The appeal of bringing in AI as a quick win on existing systems can bring longer term issues
The insurance industry is driven by data, from underwriting to claims to pricing, as well as customer interactions, marketing and products. The exponential growth in the volume of structured and unstructured data available to insurers has meant that the historically slow-to-adapt sector has needed to make faster, more informed decisions and to operate more efficiently. The challenge so far has been how to harness the potential of all of that data to create a competitive, data-driven advantage and serve customers better.
Most insurers understand the transformative potential of AI and other big-data technologies and how it is now central to all financial services. However, few have real clarity on how to ensure its ethical use and who is responsible for these processes should things go wrong.
The Chartered Insurance Institute’s newly-released insurance, tech and data report looks at why and how regulatory requirements such as GDPR and developments across finance, technology and data impact the insurance sector and how this is viewed by consumers and SMEs. The insurance sector has longstanding “trust issues” and the industry has in the past raced towards using tech without first defining how to measure fairness and trust from a consumer perspective.
Without a coherent strategy of accountability for the governance of data and AI, the insurance sector puts itself and others at financial and reputational risk. In a highly challenging consumer landscape and the ongoing cost-of-living crisis, retailers simply cannot afford to lose customer trust.
The industry needs to be aware that despite the ream of positive news stories around AI and automation, the hype around customer-facing functions, like first notification of loss (FNOL) and fraud management may not live up to consumer reality.

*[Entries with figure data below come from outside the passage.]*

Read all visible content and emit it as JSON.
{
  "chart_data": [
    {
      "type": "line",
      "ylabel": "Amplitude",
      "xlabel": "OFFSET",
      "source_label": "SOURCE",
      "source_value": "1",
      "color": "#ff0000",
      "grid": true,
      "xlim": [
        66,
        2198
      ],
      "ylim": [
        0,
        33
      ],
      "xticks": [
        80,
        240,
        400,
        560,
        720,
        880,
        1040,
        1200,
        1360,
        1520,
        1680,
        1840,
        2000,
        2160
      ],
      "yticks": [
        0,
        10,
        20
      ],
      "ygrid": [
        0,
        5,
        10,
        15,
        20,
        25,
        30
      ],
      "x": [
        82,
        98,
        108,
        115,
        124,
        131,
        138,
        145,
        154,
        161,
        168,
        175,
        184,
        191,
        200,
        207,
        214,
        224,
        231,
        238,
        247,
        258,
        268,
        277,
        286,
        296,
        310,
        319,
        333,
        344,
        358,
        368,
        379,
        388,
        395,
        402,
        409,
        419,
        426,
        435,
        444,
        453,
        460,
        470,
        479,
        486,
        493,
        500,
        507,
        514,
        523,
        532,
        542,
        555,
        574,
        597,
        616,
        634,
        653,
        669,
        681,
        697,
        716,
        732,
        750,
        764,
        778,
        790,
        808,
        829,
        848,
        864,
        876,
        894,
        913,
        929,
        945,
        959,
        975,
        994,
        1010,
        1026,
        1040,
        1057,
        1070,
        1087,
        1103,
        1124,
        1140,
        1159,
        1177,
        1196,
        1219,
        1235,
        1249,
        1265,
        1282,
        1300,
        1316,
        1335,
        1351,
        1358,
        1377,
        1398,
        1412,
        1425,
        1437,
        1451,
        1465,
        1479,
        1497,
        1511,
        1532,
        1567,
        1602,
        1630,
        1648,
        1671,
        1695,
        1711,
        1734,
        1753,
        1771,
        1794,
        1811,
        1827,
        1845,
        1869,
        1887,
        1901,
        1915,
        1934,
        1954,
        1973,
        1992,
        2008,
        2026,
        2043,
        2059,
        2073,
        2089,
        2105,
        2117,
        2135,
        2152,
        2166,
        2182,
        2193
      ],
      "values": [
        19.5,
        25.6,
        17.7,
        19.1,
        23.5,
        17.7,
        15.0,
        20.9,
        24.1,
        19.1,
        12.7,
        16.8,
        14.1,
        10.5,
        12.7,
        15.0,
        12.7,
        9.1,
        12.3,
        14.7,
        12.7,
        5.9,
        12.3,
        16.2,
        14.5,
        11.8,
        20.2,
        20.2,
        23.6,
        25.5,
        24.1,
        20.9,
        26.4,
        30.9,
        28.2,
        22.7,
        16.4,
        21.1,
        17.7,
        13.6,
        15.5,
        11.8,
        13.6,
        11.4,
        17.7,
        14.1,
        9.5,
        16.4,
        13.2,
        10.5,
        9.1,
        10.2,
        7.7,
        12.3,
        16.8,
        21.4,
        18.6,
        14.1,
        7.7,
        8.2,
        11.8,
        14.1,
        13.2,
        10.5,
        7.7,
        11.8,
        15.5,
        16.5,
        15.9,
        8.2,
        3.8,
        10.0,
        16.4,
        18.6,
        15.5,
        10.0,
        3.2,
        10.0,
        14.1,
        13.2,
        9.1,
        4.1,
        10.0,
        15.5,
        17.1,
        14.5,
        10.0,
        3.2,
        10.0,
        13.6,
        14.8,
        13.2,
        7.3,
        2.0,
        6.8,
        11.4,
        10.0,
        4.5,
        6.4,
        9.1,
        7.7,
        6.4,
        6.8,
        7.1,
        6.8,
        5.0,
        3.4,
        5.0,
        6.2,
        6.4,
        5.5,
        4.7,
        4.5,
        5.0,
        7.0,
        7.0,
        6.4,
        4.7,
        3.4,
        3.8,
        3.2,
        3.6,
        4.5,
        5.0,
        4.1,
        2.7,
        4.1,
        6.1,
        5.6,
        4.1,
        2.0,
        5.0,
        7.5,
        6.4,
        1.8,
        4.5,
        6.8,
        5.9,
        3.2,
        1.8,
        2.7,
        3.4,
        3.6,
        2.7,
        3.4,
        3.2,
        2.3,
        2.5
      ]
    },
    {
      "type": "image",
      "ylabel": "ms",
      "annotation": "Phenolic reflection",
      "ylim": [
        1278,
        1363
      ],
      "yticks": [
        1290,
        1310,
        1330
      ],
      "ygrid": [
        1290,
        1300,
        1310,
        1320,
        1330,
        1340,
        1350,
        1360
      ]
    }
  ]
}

In a tech-enabled, value-led society If a consumer has a negative experience, trust is easily lost.
For example, in May 2021, AI-powered insurance provider Lemonade, was forced to issue an apology after a series of social media posts described how they used AI to reject claims. Its AI used non-verbal cues (such as eye movements) to decide whether claims were fraudulent. Customers were also not made aware that their biometric data was being collected and used to determine the outcome of their claim or the decision-making process behind this. This resulted in backlash on social media, resulting in Lemonade’s deleting their posts.
This raises questions around how to ensure AI is used ethically and in ways that enhance rather than diminish trust and customer confidence. It is critical that insurers put in a framework for the ethical use of data and AI to assure customers that the data and algorithms used to make critical decisions are not biased or otherwise untrustworthy.
Lindsay Lucas, CEO of data and software provider Software Solved, said: “If historical workflows and processes are not addressed then the issues being discussed around AI will be confounded. As we have seen through historical stories about learnt bias within some of the early AI stories (the “Amazon CV selection being one that jumps to mind), whilst it may be tempting to use the wealth of historical data some of these organisations hold, then unless the inherited bias is dealt with first, the AI will unfairly select and determine decisions. Often the appeal of bringing in AI as a quick win on existing systems can bring longer term issues and therefore more savvy insurers should be looking internally at their systems, processes and data quality ahead of layering in any AI.
“You have to be confident in the quality and accuracy of the data held in order to trust the decisions then being made on that data. Fundamentally the technology can be incredibly useful when used on accurate, current and unbiased data sets, but often the work needed to make systems more robust, deal with technical debt that can lead to poor data processing and cleaning up bad data or being brave enough to ditch it are not popular because of the lack of immediate ROI or fear. These actions are so incredibly important to building tech you can trust and yet they are the behind the curtain activities that only the more forward-thinking companies undertake because they know failure to address it, will result in poor decision making data in future.
“It is important that AI is fully understood and organisations do not buy in ‘black box’ style technology that doesn’t align to their own decision making processes. Ultimately the AI should be there to augment a team and provide some of the processing or information that would have traditionally been delivered by a human being, but it shouldn’t completely remove the human element. Organisations should still be able to decode an AI decision and validate it for themselves, so when anomalies happen, they can be dealt with in a human way that builds trust – no one wants to be back in the 90’s hearing “computer says no” with no other option provided.
“The human element is the biggest barrier to the expansion of AI, where AI is being used to enhance information or make life easier for people, they will embrace it, value it and engage. However, if people feel watched, monitored and scrutinised because of the use of AI, they will look for ways to outsmart the systems, which in turn will lead to bad data, poor AI decision making due to incorrectly learnt biases and ultimately disengaged people. I agree that regulation of the use of AI is the natural way to go here if it is going to be embraced as a change for good across the industry. Many companies are already using AI for good, but for those using it more intrusively and failing to be transparent about it just further substantiates the need to regulate in order to build trust in these systems which can be transformational for organisations when used in the right way.”